Fascinante notar que essa reivindicação questiona a produtividade e um de seus indicadores existente que poderia mascarar a realidade e ainda sugere critérios mais eficazes. Sabemos que os indicadores devem focalizar nos principais fatores de desempenho e devem mostrar a realidade dos fatos com o intuito de sabermos onde estamos, as metas e definir os planos de como atingi-las. Trata-se de técnica e preocupação bastante comum na maior parte das empresas privadas, mas quase sempre ausente nas empresas públicas.

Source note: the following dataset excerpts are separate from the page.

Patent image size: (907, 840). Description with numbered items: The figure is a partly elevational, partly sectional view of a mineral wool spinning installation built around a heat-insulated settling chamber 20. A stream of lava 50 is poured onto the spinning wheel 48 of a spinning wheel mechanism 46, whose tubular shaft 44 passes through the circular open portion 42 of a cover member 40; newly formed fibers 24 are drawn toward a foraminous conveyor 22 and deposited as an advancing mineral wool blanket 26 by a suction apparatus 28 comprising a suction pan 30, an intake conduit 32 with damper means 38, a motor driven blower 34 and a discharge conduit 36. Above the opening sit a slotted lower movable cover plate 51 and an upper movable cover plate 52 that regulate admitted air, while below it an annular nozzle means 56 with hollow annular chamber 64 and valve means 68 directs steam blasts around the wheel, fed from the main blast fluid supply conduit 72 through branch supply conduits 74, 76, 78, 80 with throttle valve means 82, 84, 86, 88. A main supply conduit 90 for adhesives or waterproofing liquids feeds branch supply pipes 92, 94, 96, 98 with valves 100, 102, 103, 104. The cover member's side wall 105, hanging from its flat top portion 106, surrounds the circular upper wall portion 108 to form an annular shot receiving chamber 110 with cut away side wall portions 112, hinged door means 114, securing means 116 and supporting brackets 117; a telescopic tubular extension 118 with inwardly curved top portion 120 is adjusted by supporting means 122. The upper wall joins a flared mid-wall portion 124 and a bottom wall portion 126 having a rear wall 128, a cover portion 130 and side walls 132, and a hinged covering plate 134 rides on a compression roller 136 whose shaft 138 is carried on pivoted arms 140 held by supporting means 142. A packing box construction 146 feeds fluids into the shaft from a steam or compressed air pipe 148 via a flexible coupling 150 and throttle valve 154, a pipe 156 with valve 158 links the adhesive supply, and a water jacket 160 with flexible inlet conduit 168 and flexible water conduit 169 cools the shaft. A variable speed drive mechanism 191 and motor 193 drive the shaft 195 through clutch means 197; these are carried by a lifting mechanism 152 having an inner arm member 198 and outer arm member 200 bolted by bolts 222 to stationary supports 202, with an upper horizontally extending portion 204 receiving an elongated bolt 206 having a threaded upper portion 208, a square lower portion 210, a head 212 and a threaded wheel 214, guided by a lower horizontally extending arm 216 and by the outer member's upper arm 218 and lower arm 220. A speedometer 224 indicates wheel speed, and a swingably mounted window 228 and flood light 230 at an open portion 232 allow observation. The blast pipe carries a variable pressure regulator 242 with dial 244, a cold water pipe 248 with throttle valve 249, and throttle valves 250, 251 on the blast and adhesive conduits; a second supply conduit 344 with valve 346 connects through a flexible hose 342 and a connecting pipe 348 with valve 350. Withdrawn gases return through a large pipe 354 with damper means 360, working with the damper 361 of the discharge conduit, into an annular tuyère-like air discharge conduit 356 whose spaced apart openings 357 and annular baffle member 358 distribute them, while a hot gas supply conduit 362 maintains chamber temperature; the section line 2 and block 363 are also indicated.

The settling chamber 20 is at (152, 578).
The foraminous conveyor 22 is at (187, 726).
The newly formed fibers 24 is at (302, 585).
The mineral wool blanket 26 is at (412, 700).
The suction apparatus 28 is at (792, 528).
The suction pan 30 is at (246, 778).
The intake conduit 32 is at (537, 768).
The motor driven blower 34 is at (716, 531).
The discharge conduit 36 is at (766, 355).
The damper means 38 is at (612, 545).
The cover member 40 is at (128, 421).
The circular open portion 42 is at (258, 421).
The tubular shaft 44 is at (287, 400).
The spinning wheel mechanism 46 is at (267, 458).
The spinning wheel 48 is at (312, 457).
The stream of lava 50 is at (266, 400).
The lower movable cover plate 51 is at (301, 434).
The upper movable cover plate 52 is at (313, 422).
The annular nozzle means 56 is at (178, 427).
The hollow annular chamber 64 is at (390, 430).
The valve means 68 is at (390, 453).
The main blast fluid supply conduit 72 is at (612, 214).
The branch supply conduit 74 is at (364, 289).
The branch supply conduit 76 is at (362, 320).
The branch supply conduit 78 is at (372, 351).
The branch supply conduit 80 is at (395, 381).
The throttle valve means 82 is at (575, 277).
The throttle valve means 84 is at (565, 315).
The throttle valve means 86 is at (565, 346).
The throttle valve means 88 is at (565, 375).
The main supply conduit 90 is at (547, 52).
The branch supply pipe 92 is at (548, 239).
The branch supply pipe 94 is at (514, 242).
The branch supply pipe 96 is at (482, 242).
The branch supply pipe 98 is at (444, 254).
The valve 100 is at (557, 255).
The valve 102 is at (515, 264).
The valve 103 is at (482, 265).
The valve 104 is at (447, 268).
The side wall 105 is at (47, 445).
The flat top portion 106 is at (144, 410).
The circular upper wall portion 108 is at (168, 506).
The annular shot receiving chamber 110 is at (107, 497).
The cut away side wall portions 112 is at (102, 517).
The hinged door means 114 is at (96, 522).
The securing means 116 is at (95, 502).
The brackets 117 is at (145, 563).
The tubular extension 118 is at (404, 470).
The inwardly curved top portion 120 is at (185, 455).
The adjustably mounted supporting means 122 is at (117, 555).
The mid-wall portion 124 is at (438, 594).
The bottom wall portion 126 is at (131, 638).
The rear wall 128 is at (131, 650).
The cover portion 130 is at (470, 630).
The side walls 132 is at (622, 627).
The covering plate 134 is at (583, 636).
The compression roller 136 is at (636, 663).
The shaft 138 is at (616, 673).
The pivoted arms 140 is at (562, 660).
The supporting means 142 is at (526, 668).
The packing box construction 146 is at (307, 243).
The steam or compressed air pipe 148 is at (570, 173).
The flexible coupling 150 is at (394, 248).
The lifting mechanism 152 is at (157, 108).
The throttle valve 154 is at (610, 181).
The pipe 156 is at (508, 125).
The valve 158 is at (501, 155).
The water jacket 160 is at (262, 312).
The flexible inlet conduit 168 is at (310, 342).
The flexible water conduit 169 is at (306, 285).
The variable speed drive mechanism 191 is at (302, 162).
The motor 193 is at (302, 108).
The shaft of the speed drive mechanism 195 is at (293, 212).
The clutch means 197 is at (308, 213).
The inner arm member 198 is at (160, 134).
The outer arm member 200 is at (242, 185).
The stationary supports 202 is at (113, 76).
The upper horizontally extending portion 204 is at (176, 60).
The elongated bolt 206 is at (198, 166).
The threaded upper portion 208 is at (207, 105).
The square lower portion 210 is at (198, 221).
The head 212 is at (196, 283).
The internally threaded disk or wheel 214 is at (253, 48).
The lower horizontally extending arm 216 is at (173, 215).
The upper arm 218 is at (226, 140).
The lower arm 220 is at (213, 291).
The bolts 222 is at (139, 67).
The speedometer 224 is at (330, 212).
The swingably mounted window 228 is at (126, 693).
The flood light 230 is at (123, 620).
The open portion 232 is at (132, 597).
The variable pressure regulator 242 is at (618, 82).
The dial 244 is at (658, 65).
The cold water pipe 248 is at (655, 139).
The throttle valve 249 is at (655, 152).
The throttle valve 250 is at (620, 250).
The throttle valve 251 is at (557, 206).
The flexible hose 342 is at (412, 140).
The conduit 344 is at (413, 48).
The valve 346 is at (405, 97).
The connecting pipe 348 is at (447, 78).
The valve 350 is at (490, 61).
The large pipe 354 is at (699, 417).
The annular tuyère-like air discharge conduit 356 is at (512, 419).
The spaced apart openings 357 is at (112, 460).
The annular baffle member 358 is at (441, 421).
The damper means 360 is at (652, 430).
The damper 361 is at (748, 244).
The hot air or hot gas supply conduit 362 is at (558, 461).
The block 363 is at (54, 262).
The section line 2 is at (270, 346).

E mais, uma outra reivindicação requer "auditoria por parte do governo nos investimentos logísticos e tecnológicos da instituição, objetivando identificar o efetivo emprego do que foi adquirido, bem como sua real utilidade nas atividades públicas". Outra grande surpresa! Muito salutar a preocupação em não alocar os recursos em ativos desnecessários e não prioritários. Reconhecer a má utilização dos recursos e desperdícios nos investimentos desnecessários não acontece com frequência nem mesmo nas melhores empresas privadas.
O documento aponta a existência de métodos de trabalho antiquados e investimentos equivocados que iriam alocar recursos significativos, da ordem de milhões de reais, em atividades não prioritárias, segundo a sua ótica.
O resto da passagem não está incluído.